Allerdings hat die Band hier einen recht routinierten Gig an den Tag gelegt, der zwar technisch gesehen top war, dem allerdings ein bisschen die Leidenschaft abging. So zog die Band ihr Set konsequent durch und verabschiedete sich recht zügig wieder, ohne eine einzige Zugabe gespielt zu haben, auch wenn sich die Zuschauer sich dieses mehrmals und lauthals wünschten.
Ein Lob an dieser Stelle noch einmal an das Hamburger Publikum: Es ist wohl eines, wenn nicht sogar das Beste im Norden unseres Landes. Hier wird gefeiert und höflich geklatscht was das Zeug hält. Keine Band musste hier je, zumindest nicht wenn ich dabei war, Angst haben von den Hamburgern zerfleischt zu werden oder in irgendeine entartete Mosh Pit Schlägerei zu geraten, wenn er dies denn nicht wollte. Sehr angenehme Menschen!

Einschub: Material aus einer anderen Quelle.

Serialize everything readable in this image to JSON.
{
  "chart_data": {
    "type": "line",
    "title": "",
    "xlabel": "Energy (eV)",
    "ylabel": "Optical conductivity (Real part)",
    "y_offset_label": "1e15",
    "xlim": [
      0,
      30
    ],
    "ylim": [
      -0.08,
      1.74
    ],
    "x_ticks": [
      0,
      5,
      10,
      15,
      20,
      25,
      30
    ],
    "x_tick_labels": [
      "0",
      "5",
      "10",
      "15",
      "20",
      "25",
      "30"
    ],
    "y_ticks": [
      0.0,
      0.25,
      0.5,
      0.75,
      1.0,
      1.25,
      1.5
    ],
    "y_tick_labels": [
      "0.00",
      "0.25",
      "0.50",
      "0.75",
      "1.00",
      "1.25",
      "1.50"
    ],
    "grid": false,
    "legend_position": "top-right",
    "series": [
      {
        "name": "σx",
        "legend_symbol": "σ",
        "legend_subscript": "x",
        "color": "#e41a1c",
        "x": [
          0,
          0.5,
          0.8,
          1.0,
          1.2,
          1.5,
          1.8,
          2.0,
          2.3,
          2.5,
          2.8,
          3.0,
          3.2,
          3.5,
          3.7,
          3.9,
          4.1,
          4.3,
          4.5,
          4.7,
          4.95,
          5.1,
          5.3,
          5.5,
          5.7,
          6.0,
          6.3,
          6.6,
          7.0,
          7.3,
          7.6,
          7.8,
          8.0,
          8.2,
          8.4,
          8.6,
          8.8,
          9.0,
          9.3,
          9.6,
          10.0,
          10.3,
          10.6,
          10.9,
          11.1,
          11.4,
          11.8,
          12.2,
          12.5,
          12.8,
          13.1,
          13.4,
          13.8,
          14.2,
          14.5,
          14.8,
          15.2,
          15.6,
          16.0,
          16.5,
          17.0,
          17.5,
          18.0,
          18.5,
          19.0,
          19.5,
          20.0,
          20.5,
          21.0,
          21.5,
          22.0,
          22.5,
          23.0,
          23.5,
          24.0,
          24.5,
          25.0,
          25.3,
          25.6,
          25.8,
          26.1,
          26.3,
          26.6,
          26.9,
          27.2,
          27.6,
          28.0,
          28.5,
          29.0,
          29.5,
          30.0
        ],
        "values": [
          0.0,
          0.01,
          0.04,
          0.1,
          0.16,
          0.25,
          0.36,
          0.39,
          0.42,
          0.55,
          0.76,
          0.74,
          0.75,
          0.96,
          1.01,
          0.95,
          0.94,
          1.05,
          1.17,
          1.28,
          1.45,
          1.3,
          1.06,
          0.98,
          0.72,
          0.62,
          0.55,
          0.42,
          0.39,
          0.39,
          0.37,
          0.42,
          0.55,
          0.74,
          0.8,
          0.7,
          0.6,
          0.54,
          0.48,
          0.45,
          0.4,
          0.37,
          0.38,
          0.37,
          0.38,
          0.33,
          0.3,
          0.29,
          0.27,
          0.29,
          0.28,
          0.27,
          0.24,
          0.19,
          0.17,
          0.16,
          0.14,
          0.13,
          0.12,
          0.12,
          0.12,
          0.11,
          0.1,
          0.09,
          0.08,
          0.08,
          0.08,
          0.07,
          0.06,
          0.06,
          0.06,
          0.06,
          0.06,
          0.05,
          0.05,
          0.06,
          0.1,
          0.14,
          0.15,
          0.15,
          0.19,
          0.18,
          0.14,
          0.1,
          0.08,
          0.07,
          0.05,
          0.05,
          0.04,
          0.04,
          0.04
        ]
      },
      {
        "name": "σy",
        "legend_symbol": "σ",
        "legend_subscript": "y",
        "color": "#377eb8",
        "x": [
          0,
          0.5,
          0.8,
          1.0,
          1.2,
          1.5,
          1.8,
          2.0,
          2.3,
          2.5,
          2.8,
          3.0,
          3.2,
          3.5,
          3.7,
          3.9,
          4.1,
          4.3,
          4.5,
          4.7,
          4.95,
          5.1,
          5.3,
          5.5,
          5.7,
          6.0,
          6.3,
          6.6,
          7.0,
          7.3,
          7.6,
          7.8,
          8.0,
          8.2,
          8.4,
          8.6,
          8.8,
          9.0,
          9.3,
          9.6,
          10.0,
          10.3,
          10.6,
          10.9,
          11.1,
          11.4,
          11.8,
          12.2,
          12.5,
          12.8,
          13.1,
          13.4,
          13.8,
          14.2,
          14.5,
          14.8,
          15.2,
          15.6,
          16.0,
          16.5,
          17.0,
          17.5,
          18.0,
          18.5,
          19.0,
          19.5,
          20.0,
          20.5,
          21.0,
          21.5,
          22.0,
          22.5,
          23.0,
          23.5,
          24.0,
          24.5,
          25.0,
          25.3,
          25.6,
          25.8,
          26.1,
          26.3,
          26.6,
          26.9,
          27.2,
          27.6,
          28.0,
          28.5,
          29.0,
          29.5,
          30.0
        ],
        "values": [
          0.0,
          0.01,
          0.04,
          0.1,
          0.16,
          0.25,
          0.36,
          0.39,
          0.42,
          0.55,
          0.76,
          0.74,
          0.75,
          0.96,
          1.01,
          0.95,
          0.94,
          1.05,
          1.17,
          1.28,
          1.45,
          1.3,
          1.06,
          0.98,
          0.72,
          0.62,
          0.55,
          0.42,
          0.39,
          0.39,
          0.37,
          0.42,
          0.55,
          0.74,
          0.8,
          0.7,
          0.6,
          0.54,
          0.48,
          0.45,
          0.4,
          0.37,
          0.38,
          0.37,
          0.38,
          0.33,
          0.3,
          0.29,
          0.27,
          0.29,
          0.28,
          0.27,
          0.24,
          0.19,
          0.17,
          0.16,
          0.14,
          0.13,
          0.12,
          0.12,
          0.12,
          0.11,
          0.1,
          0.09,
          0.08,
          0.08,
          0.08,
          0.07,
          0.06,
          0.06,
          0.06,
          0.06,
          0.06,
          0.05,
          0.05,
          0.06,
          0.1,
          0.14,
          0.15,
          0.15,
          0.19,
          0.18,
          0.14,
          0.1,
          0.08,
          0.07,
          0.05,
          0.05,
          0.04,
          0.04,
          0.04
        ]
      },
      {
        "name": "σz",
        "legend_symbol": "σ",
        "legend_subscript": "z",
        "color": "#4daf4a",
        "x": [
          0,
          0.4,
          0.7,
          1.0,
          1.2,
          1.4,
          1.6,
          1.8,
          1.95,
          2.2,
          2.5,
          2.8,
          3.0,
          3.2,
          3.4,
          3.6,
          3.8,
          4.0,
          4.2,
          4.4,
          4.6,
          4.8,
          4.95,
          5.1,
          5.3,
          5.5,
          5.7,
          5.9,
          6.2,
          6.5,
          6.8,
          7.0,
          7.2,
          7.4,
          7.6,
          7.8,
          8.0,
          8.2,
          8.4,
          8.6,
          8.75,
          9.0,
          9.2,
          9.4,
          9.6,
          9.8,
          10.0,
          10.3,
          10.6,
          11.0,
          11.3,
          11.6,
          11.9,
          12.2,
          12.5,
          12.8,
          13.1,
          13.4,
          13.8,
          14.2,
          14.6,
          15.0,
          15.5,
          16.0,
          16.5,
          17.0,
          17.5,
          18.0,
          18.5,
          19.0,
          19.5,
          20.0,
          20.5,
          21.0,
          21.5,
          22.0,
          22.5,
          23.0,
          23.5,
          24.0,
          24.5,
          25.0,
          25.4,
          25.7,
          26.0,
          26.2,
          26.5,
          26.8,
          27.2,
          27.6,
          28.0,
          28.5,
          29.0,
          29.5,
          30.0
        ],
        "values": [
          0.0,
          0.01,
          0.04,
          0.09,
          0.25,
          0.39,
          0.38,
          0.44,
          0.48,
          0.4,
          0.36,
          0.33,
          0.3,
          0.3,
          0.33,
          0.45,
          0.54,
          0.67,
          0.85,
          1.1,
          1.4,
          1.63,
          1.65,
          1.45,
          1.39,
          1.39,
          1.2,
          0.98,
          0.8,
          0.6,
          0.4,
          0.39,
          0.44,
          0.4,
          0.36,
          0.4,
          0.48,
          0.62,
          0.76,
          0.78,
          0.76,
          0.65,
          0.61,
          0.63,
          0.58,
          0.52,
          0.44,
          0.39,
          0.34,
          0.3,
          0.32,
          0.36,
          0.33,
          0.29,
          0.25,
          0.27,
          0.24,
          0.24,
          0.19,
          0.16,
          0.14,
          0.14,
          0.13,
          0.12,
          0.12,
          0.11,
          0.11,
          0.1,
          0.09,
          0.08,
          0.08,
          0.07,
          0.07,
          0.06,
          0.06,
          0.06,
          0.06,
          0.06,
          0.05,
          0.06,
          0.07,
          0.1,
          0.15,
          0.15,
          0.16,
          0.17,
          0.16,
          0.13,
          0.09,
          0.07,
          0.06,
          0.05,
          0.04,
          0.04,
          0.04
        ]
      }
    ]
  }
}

Der Sound war typisch Grünspan, nämlich ok. Aber insgesamt doch viel zu laut, dass sogar mit Gehörschutz für 200 Euro, der die Gesamtlautstärke um 25 Dezibel dämpft und dennoch einen guten Höreindruck hinterlässt, beinahe versagt. Vielleicht bin ich auch nur etwas verweichlicht durch meinen Tinnitus, aber nach zu matschig, gibt es auch noch zu laut und dann macht ein Konzert einfach keinen Spaß mehr!
Insgesamt ein Abend, der sich gelohnt hat.